Let's see how it works in practice:
require 'rjson' input = StringIO.new '{"foo":"bar"}' tok = RJSON::Tokenizer.new input parser = RJSON::Parser.new tok handler = parser.parse handler.result
Software interface refinement:
We have a fully functional JSON analyzer. True, with one drawback - it does not have a very convenient software interface. Let's use the previous example to improve it:
module RJSON def self.load(json) input = StringIO.new json tok = RJSON::Tokenizer.new input parser = RJSON::Parser.new tok handler = parser.parse handler.result end end
Since our analyzer was originally built for an IO object, we can add a method for those who would like to send a socket or a file descriptor as input:
module RJSON def self.load_io(input) tok = RJSON::Tokenizer.new input parser = RJSON::Parser.new tok handler = parser.parse handler.result end def self.load(json) load_io StringIO.new json end end
We are convinced that the interface has become a bit more convenient:
require 'rjson' require 'open-uri' RJSON.load '{"foo":"bar"}'
Thinking out loud
So, the work on the analyzer is completed. In the process, we became familiar with the compilation technology, including the basics of syntax and lexical analysis, and even touched on interpreters (that's it, in fact, we were engaged in JSON interpretation). You have something to be proud of!
The analyzer we wrote was quite flexible. We can:
- Use it in the event paradigm, implementing the Handler handler object.
- Use a simplified interface and just input strings.

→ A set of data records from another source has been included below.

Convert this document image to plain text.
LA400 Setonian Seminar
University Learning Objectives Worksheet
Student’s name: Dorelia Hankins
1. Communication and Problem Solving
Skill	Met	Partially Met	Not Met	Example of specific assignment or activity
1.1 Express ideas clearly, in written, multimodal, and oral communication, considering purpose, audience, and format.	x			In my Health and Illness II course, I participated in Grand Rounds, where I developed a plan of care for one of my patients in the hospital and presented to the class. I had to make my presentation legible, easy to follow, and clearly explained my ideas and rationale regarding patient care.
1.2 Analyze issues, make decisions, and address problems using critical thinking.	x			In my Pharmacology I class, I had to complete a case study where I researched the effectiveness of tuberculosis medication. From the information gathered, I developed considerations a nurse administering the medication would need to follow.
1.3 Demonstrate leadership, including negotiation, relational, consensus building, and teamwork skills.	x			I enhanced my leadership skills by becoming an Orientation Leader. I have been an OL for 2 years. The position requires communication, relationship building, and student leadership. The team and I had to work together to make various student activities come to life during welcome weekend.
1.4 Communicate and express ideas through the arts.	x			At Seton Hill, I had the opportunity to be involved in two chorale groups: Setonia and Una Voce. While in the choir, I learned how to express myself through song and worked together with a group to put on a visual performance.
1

- Pass a stream in JSON format to an input through an IO object
I hope this article will give you confidence, and you will begin to experiment on your own with the analysis and compilation technologies implemented in Ruby. If you still have questions for me, you are welcome in the
comments .
PS
In conclusion, I want to clarify some details that I omitted in the process of presentation, so as not to introduce additional ambiguity:
- Here is the final grammar of our analyzer. Notice the - inner section of the .y file . Everything that is presented in this section will be added to the class of the parser, which is obtained as a result of automatic generation. In this way, we pass the handler object to the parser.
- Our parser actually translates JSON terminal nodes into Ruby. Therefore, we convert JSON to Ruby twice: in the parser and in the document handler. The latter is responsible for the structure, while the first is for the immediate values ​​(true, false, etc.). I note that it is quite reasonable to note that all transformations must be carried out by the parser or, on the contrary, be completely excluded from it.
- Finally, the lexical analyzer uses buffering. I made a sketch version without buffering, which can be taken from here . It is pretty raw, but it can be brought to mind using the logic of the finite state machine.
That's all. Thanks for attention!
1 eng rake - rake
Comments on the translation, please send in a personal.